Genetic confirmation of an “Uncommon Mourningthroat” (Geothlypis philadelphia x G. trichas): a rare but persistent hybrid warbler
Data files
Jun 23, 2025 version files 147.20 KB
-
for-dryad.zip
145.56 KB
-
README.md
1.64 KB
Abstract
For much of the history of American ornithology, hybrid birds discovered outside of known hybrid zones have presented an identification challenge—given the likely parental species are typically identified based on inferences from plumage patterns—but also a source of insight into evolutionary processes. With the advance of modern genetics, the tools are now available to definitively identify hybrids for which genetic samples are available and, in many cases, determine the identity and the sex of each parent species as well as F1 versus backcross status. Typically, these kinds of hybrids are rare; however, one apparently common hybrid wood-warbler (family Parulidae) are putative crosses between Mourning Warblers (Geothlypis philadelphia) and Common Yellowthroats (G. trichas), which have been reported at least thirteen times between 1955 and 2024, though never confirmed genetically. Here we describe the results of genetic and plumage analysis to identify a putative G. philadelphia x G. trichas hybrid captured in July, 2017 in New York, USA. We used genotype likelihoods derived from whole-genome sequencing data of the putative hybrid and several species in Geothlypis and Oporornis (the most likely genera of the parents) to confirm bird’s identity as an F1 hybrid between G. philadelphia and G. trichas. We sequenced one mitochondrial gene and used publicly available sequences of several related species to identify the maternal parent as G. philadelphia. The data and code presented here and in GenBank are intended to permit reproduction of the analyses that made up the study, including processing reads, making trees, and running PCA and admixture.

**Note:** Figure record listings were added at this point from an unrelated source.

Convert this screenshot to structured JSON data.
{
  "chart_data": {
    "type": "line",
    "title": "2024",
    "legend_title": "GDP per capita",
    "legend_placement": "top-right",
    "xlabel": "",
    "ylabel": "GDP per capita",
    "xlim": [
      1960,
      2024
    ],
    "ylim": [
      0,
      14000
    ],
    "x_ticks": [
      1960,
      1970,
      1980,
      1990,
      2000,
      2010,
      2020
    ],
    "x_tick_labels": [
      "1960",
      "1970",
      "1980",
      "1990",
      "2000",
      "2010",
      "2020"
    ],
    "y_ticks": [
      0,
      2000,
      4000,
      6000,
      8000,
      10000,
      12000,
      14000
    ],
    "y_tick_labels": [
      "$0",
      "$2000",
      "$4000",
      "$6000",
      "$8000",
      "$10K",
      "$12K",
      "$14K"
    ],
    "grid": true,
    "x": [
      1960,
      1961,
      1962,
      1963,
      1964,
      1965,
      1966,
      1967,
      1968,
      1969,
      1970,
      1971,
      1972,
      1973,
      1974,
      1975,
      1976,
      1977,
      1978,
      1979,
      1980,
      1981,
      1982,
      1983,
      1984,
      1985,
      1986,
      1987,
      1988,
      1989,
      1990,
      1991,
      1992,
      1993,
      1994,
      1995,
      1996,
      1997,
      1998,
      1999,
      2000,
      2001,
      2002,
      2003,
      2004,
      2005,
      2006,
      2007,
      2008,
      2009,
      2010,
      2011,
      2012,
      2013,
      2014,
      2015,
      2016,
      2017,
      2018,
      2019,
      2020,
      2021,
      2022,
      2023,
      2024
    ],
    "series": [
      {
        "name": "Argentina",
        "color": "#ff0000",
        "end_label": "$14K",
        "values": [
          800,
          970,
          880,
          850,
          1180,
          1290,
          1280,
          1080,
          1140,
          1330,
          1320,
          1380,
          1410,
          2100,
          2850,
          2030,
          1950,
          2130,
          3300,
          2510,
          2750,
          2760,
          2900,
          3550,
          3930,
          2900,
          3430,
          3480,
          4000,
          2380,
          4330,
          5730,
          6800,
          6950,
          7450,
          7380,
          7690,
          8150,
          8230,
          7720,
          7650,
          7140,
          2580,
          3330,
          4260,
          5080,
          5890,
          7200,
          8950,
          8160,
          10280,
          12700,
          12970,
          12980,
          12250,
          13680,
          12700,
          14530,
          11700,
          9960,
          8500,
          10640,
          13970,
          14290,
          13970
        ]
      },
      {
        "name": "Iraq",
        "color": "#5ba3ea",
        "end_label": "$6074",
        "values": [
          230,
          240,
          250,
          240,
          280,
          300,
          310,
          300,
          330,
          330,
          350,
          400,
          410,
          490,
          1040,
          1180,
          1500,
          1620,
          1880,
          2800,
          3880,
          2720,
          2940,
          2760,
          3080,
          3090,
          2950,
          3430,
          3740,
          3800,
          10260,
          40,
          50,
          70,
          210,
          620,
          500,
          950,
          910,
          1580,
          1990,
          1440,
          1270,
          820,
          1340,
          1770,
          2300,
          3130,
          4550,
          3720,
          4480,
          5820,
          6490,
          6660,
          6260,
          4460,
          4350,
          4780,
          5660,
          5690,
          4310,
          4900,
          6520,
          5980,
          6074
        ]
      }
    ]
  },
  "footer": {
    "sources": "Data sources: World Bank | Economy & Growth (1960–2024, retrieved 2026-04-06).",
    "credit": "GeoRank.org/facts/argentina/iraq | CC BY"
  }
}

Dataset DOI: 10.5061/dryad.nvx0k6f3n
Description of the data and file structure
Data
-
bam.list - Example input to to PCAngsd, sample order is unchanged.
-
bam.2.list - Example input to NGSAdmix, sample order is unchanged. Both bamlist sample names follow those found in NCBI BioProject PRJNA630247.
-
moye.gl1.cov - The covariance matrix, output of PCAngsd. The eigenvectors can be calculated using the eigen() command in R. The order of individuals is the same as bam.list.
-
moye_maf0.2_k2_gl1.txt - Admixture proportions of each individual. The order is the same as bam.2.list.
-
sanger1.ab1 - The forward Sanger trace.
-
sanger2.ab1 - The reverse Sanger trace.
-
geothlypis_coi_unaligned.fasta - The COI sequences from the hybrid and each Geothlypis/Oporornis species as downloaded from GenBank.
-
geothlypis_coi_aligned.fasta - The aligned fasta of the above after trimming to the maximum common length across all samples.
Code
(All code is run on the command line, just change the directories to your own)
-
trim-align-sort-mark-index.sh - Code that takes demultiplexed raw reads and a reference genome, then trims adapters, aligns to the reference, marks duplicates, and indexes the resulting bam file.
-
gls-pca-admix.sh - Code to calculate genotype likelihoods from bam files, then run the PCA and admixture analyses.
-
iqtree_geothlypis_coi.sh - Code that makes a COI tree from the alignment geothlypis_coi_aligned.fasta.